L’autre point commun, on l’a dit, concerne l’être humain, essentiellement à travers la figure de la cellule familiale. Cela transparaît notamment dans « Adieux à Genêts », déjà mentionné, et dans « Au jardin de mon père », où un homme est convié par son père mourant dans un univers virtuel afin qu’il lui transmette tout ce qu’il sait de l’histoire familiale. Riches en termes d’émotion (ils sont tous les deux motivés par un drame), ces textes se répondent et se complètent, sans malgré tout éviter une certaine redite. Héritage également avec « D’une vie l’autre », dans lequel la réincarnation est avérée et où chacun doit connaître sa vie précédente — une nouvelle qui tranche avec le reste du livre, car elle prend pour cadre New York. De par sa chute un tantinet téléphonée, elle s’avère en être d’ailleurs le texte le moins abouti. Trois récits, donc, qui traitent de la transmission, qu’il s’agisse du savoir ou des souvenirs, et qui rejoignent en définitive la première thématique abordée, la campagne étant un vecteur naturel de la perpétuation des traditions. Avant-dernier texte au sommaire, « La Ferme enchantée » permet d’ailleurs de lier les deux thématiques, alors qu’un duo d’experts d’une société spécialisée dans les Organismes Génétiquement Améliorés enquête an sein d’une ferme sur d’éventuelles fraudes et se trouve confronté à une manière de transmettre certaines idées assez originale…

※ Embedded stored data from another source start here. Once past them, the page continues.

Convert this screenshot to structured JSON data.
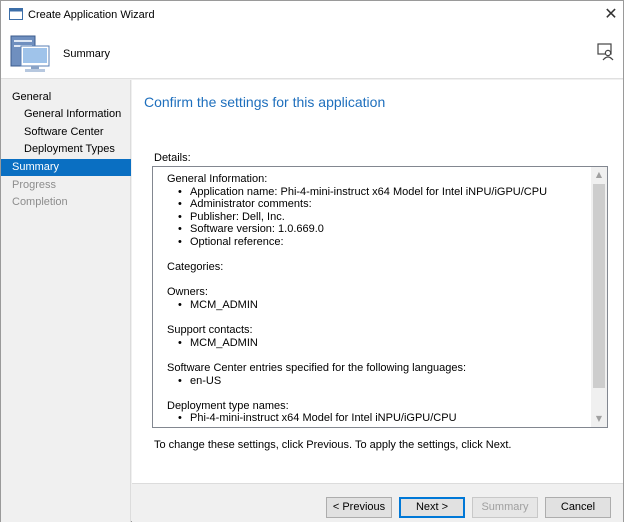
{
  "window": {
    "title": "Create Application Wizard",
    "close_glyph": "✕"
  },
  "header": {
    "title": "Summary",
    "icon": "computer-wizard-icon",
    "help_icon": "help-person-icon"
  },
  "nav": {
    "items": [
      {
        "label": "General",
        "level": "top",
        "state": "normal"
      },
      {
        "label": "General Information",
        "level": "sub",
        "state": "normal"
      },
      {
        "label": "Software Center",
        "level": "sub",
        "state": "normal"
      },
      {
        "label": "Deployment Types",
        "level": "sub",
        "state": "normal"
      },
      {
        "label": "Summary",
        "level": "top",
        "state": "active"
      },
      {
        "label": "Progress",
        "level": "top",
        "state": "disabled"
      },
      {
        "label": "Completion",
        "level": "top",
        "state": "disabled"
      }
    ]
  },
  "content": {
    "heading": "Confirm the settings for this application",
    "details_label": "Details:",
    "details": [
      {
        "text": "General Information:",
        "bullet": false
      },
      {
        "text": "Application name: Phi-4-mini-instruct x64 Model for Intel iNPU/iGPU/CPU",
        "bullet": true
      },
      {
        "text": "Administrator comments:",
        "bullet": true
      },
      {
        "text": "Publisher: Dell, Inc.",
        "bullet": true
      },
      {
        "text": "Software version: 1.0.669.0",
        "bullet": true
      },
      {
        "text": "Optional reference:",
        "bullet": true
      },
      {
        "text": "",
        "bullet": false
      },
      {
        "text": "Categories:",
        "bullet": false
      },
      {
        "text": "",
        "bullet": false
      },
      {
        "text": "Owners:",
        "bullet": false
      },
      {
        "text": "MCM_ADMIN",
        "bullet": true
      },
      {
        "text": "",
        "bullet": false
      },
      {
        "text": "Support contacts:",
        "bullet": false
      },
      {
        "text": "MCM_ADMIN",
        "bullet": true
      },
      {
        "text": "",
        "bullet": false
      },
      {
        "text": "Software Center entries specified for the following languages:",
        "bullet": false
      },
      {
        "text": "en-US",
        "bullet": true
      },
      {
        "text": "",
        "bullet": false
      },
      {
        "text": "Deployment type names:",
        "bullet": false
      },
      {
        "text": "Phi-4-mini-instruct x64 Model for Intel iNPU/iGPU/CPU",
        "bullet": true
      }
    ],
    "instruction": "To change these settings, click Previous. To apply the settings, click Next."
  },
  "footer": {
    "previous_label": "< Previous",
    "next_label": "Next >",
    "summary_label": "Summary",
    "cancel_label": "Cancel"
  },
  "colors": {
    "accent": "#0a6fc2",
    "heading": "#1e6fbd"
  }
}
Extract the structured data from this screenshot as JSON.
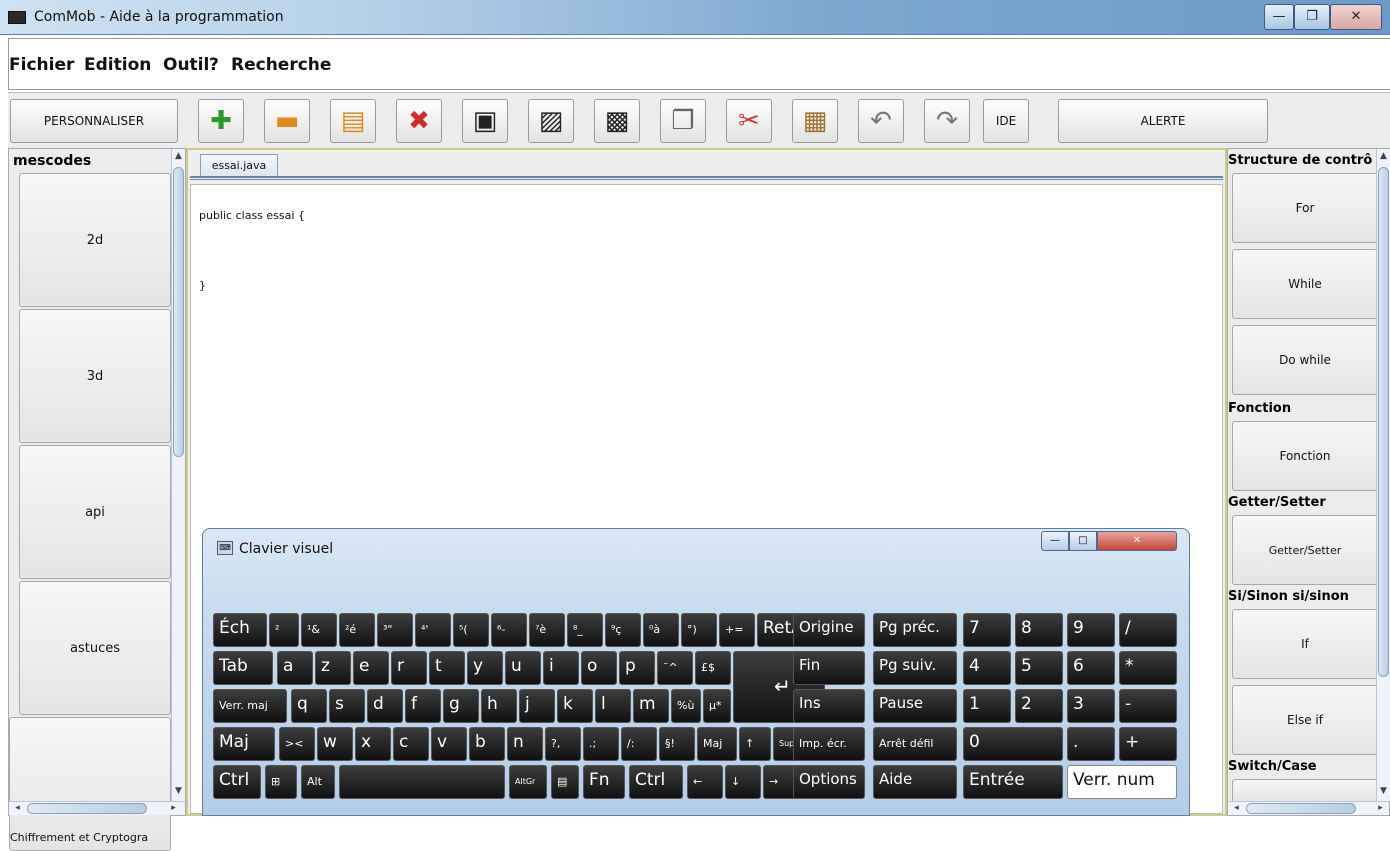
{
  "window": {
    "title": "ComMob - Aide à la programmation",
    "min": "—",
    "max": "❐",
    "close": "✕"
  },
  "menu": [
    "Fichier",
    "Edition",
    "Outil",
    "?",
    "Recherche"
  ],
  "toolbar": {
    "personnaliser": "PERSONNALISER",
    "ide": "IDE",
    "alerte": "ALERTE"
  },
  "left": {
    "title": "mescodes",
    "items": [
      "2d",
      "3d",
      "api",
      "astuces",
      "Chiffrement et Cryptogra"
    ]
  },
  "editor": {
    "tab": "essai.java",
    "lines": [
      "public class essai {",
      "}"
    ]
  },
  "right": {
    "sections": [
      "Structure de contrô",
      "Fonction",
      "Getter/Setter",
      "Si/Sinon si/sinon",
      "Switch/Case"
    ],
    "buttons": [
      "For",
      "While",
      "Do while",
      "Fonction",
      "Getter/Setter",
      "If",
      "Else if"
    ]
  },
  "keyboard": {
    "title": "Clavier visuel",
    "rows": [
      [
        "Éch",
        "²",
        "¹&",
        "²é",
        "³\"",
        "⁴'",
        "⁵(",
        "⁶-",
        "⁷è",
        "⁸_",
        "⁹ç",
        "⁰à",
        "°)",
        "+=",
        "RetArr"
      ],
      [
        "Tab",
        "a",
        "z",
        "e",
        "r",
        "t",
        "y",
        "u",
        "i",
        "o",
        "p",
        "¨^",
        "£$"
      ],
      [
        "Verr. maj",
        "q",
        "s",
        "d",
        "f",
        "g",
        "h",
        "j",
        "k",
        "l",
        "m",
        "%ù",
        "µ*"
      ],
      [
        "Maj",
        ">< ",
        "w",
        "x",
        "c",
        "v",
        "b",
        "n",
        "?,",
        ".;",
        "/:",
        "§!",
        "Maj",
        "↑",
        "Suppr"
      ],
      [
        "Ctrl",
        "⊞",
        "Alt",
        "",
        "AltGr",
        "▤",
        "Fn",
        "Ctrl",
        "←",
        "↓",
        "→"
      ]
    ],
    "nav": [
      [
        "Origine",
        "Pg préc."
      ],
      [
        "Fin",
        "Pg suiv."
      ],
      [
        "Ins",
        "Pause"
      ],
      [
        "Imp. écr.",
        "Arrêt défil"
      ],
      [
        "Options",
        "Aide"
      ]
    ],
    "numpad": [
      [
        "7",
        "8",
        "9",
        "/"
      ],
      [
        "4",
        "5",
        "6",
        "*"
      ],
      [
        "1",
        "2",
        "3",
        "-"
      ],
      [
        "0",
        ".",
        "+"
      ],
      [
        "Entrée",
        "Verr. num"
      ]
    ]
  }
}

Si ces deux centres d’intérêt, marqués, ne l’empêchent pas d’aborder des thématiques modernes (réalité virtuelle, expérimentations génétiques, guerre atomique…), Lenn ne pousse jamais très loin leur traitement : cette science-fiction-là sert avant tout à donner leur coloration aux textes, qui parlent encore et toujours des sujets chers à l’auteur. Crop Circles se révèle ainsi une bonne entrée en matière dans l’univers de Jonas Lenn/ Emmanuel Levilain-Clément, qui aborde la SF via un prisme personnel et sensible, un amour des racines, que celles-ci soient fermement ancrées dans la terre ou dans l’histoire familiale.